Y me volví como aquella Iglesia temida, arcana y anciana: lleno de prejuicios y corta visión, acomodado en la comodidad de la engañosa perfección farisaica. Y aprendí a gritar el pecado, a condenar al pecador, a exigir en otros las tantas cargas morales y doctrinales que, según yo, vivía a la perfección. Me ufanaba de mi virginidad y mi vida inmaculada, de mi inocencia y de mi falta de malicia. ¡Estúpido corazón confundido!, ¡miserable entre los miserables que no se saben miserables…!; gritando a los cuatro vientos la oración del necio: “Gracias Padre, porque no me has hecho como los otros…”
Pero un día caí y caí muy bajo.
Un día caí y no me quise levantar. No quise aceptar que era igual o peor que tantos pecadores que hay sobre la tierra. Me hice un hombre soberbio, orgulloso, inefable, fatalmente más pecador que muchos de los pecadores a los que yo les había gritado y vociferado su propia condenación.
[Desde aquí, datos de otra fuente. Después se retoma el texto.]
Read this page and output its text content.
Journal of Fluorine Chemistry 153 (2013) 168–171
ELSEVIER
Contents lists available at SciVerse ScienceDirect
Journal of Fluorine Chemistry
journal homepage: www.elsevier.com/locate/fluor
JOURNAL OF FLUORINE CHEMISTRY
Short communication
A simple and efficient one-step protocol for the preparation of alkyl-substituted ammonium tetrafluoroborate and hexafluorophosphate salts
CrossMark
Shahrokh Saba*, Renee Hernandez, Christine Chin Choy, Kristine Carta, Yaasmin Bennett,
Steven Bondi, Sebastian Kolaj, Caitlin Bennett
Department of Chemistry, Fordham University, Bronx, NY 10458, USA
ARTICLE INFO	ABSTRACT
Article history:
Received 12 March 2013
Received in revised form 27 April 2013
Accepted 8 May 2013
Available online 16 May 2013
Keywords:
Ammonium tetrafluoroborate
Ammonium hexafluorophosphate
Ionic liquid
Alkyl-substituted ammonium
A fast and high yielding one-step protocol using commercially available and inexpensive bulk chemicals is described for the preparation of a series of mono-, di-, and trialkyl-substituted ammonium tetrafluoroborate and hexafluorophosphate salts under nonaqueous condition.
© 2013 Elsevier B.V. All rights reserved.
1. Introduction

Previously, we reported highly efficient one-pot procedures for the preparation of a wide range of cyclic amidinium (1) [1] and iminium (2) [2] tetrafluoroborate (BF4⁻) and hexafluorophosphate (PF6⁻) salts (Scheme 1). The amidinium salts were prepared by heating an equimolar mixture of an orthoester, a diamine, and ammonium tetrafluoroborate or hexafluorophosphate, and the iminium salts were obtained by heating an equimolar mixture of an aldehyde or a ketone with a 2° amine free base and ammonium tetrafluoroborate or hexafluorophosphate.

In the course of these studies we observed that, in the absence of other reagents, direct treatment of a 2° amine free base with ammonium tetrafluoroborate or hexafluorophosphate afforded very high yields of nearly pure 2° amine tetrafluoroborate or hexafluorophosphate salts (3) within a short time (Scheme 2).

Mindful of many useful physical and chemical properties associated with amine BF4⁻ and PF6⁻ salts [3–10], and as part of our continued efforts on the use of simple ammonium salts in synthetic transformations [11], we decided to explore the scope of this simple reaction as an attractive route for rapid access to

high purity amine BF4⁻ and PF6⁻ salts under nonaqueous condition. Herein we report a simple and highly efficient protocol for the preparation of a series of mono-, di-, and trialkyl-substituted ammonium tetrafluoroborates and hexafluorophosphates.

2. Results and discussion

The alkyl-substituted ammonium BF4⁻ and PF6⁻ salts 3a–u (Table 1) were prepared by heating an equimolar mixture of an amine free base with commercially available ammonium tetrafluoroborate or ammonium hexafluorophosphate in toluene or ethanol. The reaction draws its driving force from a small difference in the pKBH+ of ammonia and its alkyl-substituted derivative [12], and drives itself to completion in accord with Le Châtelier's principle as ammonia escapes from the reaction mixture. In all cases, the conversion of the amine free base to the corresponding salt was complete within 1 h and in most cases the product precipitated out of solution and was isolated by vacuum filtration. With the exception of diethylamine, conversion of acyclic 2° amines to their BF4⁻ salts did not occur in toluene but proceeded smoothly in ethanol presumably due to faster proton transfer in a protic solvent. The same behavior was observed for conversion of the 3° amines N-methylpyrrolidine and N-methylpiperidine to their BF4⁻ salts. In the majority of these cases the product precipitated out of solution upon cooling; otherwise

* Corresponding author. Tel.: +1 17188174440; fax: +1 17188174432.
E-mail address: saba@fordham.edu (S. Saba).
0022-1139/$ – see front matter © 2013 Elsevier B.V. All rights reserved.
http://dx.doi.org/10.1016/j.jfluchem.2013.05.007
Hasta que un día… me desplomé de rodillas ante el Sagrario implorando el perdón tan añorado, reconociendo mi pequeñez ante el Misterio que creía totalmente dominado. Así conocí la verdadera religión de Cristo: la religión del Amor y del Perdón.
Así comprendí que la Iglesia no era un fin, sino un medio. Así conocí la conmiseración, la empatía con el otro, el saberme uno más entre la multitud de los que adoraban al Señor. Pero de un modo diferente, desde otro punto de vista. La vista del pecador. La vista del que realmente necesita ser redimido. La vista del que ha caído mil veces y que mil veces ha necesitado levantarse, del que lucha día a día consigo mismo y con su propio pecado para retornar a los brazos amorosos de Cristo Eucaristía, de Cristo Redención y Reconciliación y Sacerdote Eterno…
No puedo negar lo que creo. Ni lo que viene con aquello que creo. Pero no puedo ser lo que no soy. ¿Qué me hace diferente a los demás? Un día conocí el pecado; pero ese mismo día conocí el Amor de Dios.